Director: Jean-Marc Vallee
Runtime: 117 minutes
As a film, Dallas Buyers Club is competent and effective. This isn't the sort of film that wows with writing or directing (especially the former). Instead, it's a simple, issue-driven drama that serves as a vehicle for some first-rate performances. Dallas Buyers Club isn't likely to stand the test of time, but it does provide an effective platform for Matthew McConaughey's continuing career renaissance, as well as a return to the silver screen for actor/singer Jared Leto.
Any number of films have covered some aspect of the AIDS crisis, including last year's documentary How to Survive a Plague. This true-life story, however, tackles the topic with a protagonist who's anything but what one would expect. Ron Woodroof (McConaughey) is a free-wheeling, hard-living Texas good ole boy, as heterosexual as they come. In the opening scenes, he drinks, fights, participates in the rodeo, and throws a few homophobic slurs at Rock Hudson. Suffice it to say that he's far from an ally to the LGBTQ movement.
That doesn't exactly change when, after collapsing in his trailer park home, he's diagnosed with HIV. Initially offended by the mere idea that he could even have the virus, Ron eventually comes to grips with his situation. The fire in his eyes, initially a lust for life, suddenly becomes a burning desire to survive. Of course, obstacles abound, namely the medical establishment. Even kind-hearted doctor Eve (Jennifer Garner) is initially determined to make Ron stick to a trial medicine that seems to do more harm than good. Ron, not content with the timeline of his so called treatment, decides to take things into his own hands with a trip into Mexico.
At its core, Dallas Buyers Club is a classic story of a rebel railing against part of the establishment. With conversations about healthcare taking up so much space in current public discourse, the film couldn't feel more contemporary, even though it begins in the early 80s. Having the AIDS crisis as a backdrop proves to be fertile ground for director Jean-Marc Vallee and writers Craig Borten and Melisa Wallack. Neither the writing nor directing handle the setting with histrionics or melodrama.
This is a gritty, efficient film, and a complete 180 from Vallee's last film, the stuffy and unremarkable The Young Victoria.
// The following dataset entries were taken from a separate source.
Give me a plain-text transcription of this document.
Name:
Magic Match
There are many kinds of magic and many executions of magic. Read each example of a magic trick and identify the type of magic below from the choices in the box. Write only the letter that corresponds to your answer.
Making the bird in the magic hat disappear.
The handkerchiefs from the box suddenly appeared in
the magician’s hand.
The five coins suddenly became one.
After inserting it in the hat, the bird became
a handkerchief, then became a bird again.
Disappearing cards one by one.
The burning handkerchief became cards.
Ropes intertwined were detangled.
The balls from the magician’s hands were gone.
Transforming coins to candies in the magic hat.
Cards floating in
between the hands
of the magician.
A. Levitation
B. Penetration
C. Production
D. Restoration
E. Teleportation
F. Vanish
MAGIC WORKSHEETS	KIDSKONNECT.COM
Proving himself an adept chameleon of a director, Vallee lends a (sometimes overeager) energy to the proceedings that gives the story a sense of urgency. With its handheld photography and reportedly brief shoot, Dallas Buyers Club certainly feels kinetic and alive, even as it tackles a story with painful, life or death consequences. Every now and then Vallee's energy threatens to overwhelm the film - as in a montage of Woodroof traveling abroad - but by and large he gets the job done with just enough flair, all while leaving room for his actors.
Whatever Dallas Buyers Club may be lacking in its overall execution, it makes up for with McConaughey and Leto's committed performances. McConaughey lost a frightening amount of weight for the role, but his appearance is dealt with so matter-of-factly that it's never used as lazy characterization. So many films involving body transformations fail to provide actors with anything to really do beneath their transformations.
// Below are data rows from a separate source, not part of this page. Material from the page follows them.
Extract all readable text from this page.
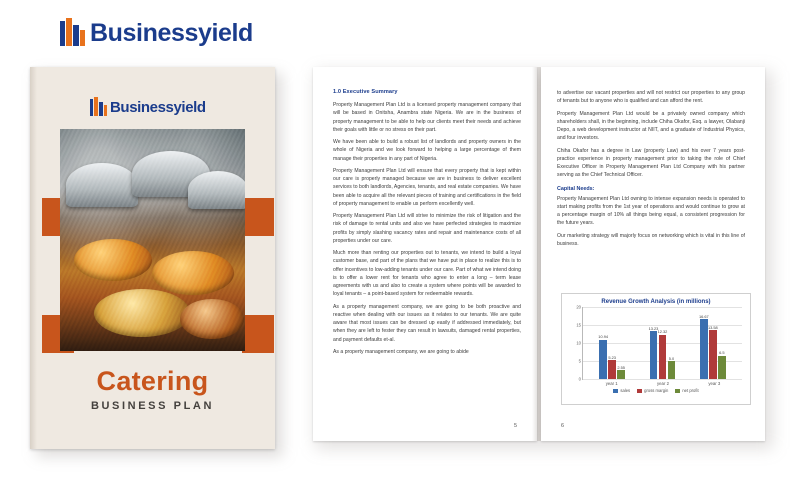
Businessyield
Businessyield
Catering
BUSINESS PLAN
1.0 Executive Summary

Property Management Plan Ltd is a licensed property management company that will be based in Onitsha, Anambra state Nigeria. We are in the business of property management to be able to help our clients meet their needs and achieve their goals with little or no stress on their part.

We have been able to build a robust list of landlords and property owners in the whole of Nigeria and we look forward to helping a large percentage of them manage their properties in any part of Nigeria.

Property Management Plan Ltd will ensure that every property that is kept within our care is properly managed because we are in business to deliver excellent services to both landlords, Agencies, tenants, and real estate companies. We have been able to acquire all the relevant pieces of training and certifications in the field of property management to enable us perform excellently well.

Property Management Plan Ltd will strive to minimize the risk of litigation and the risk of damage to rental units and also we have perfected strategies to maximize profits by simply slashing vacancy rates and repair and maintenance costs of all properties under our care.

Much more than renting our properties out to tenants, we intend to build a loyal customer base, and part of the plans that we have put in place to realize this is to offer incentives to low-adding tenants under our care. Part of what we intend doing is to offer a lower rent for tenants who agree to enter a long – term lease agreements with us and also to create a system where points will be awarded to loyal tenants – a point-based system for redeemable rewards.

As a property management company, we are going to be both proactive and reactive when dealing with our issues as it relates to our tenants. We are quite aware that most issues can be dressed up easily if addressed immediately, but when they are left to fester they can result in lawsuits, damaged rental properties, and payment defaults et-al.

As a property management company, we are going to abide

5

to advertise our vacant properties and will not restrict our properties to any group of tenants but to anyone who is qualified and can afford the rent.

Property Management Plan Ltd would be a privately owned company which shareholders shall, in the beginning, include Chiha Okafor, Esq. a lawyer, Olabanji Depo, a web development instructor at NIIT, and a graduate of Industrial Physics, and four investors.

Chiha Okafor has a degree in Law (property Law) and his over 7 years post-practice experience in property management prior to taking the role of Chief Executive Officer in Property Management Plan Ltd Company with his partner serving as the Chief Technical Officer.

Capital Needs:

Property Management Plan Ltd owning to intense expansion needs is operated to start making profits from the 1st year of operations and would continue to grow at a percentage margin of 10% all things being equal, a consistent progression for the future years.

Our marketing strategy will majorly focus on networking which is vital in this line of business.

Revenue Growth Analysis (in millions)
0
5
10
15
20
10.94
5.23
2.55
13.23
12.32
5.0
16.67
13.58
6.5
year 1	year 2	year 3
sales	gross margin	net profit
6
Dallas Buyers Club, at the very least, gets the transformative aspect out of the way without any pretense. McConaughey is allowed to be active, physically and emotionally, and the film is better off for it. While I'm still partial to his terrifying turn in last year's Killer Joe, his work here is another excellent addition to his current critical resurgence. Leto, as the cross-dressing Rayon, is also effective in his sheer commitment to his character's mannerisms. Just when the film seems ready to leave Leto with nothing to do on an emotional level, the script throws out some material to give the actor a chance to show why we should be glad that he's acting again. There are tears and pained expressions in Dallas Buyers Club, but they're all a far cry from cheap, manipulative melodrama.
Ultimately, part of what keeps the film from being more than a performance showcase is its reticence to dig deeper into the far-reaching consequences of Woodroof's illegal ring of unapproved HIV medication. Other "buyers clubs" are mentioned, but for the most part Borten and Wallack's script is almost entirely focused on Woodroof's world. The man's story, and his gradual adjustment from his worst homophobic tendencies and attitudes, is compelling, but it also feels as though it needs to be grounded in a fuller context.
Admittedly, it's a difficult balance to strike, but in this case the small focus does rob the film of deeper, more lasting impact. As a story of righteous anger and rebellion, Dallas Buyers Club has enough heart and intelligence to make it recommended viewing. But as a look at a major social movement in a turbulent decade, it can't help but feel like a footnote, despite the excellent performances leading the way.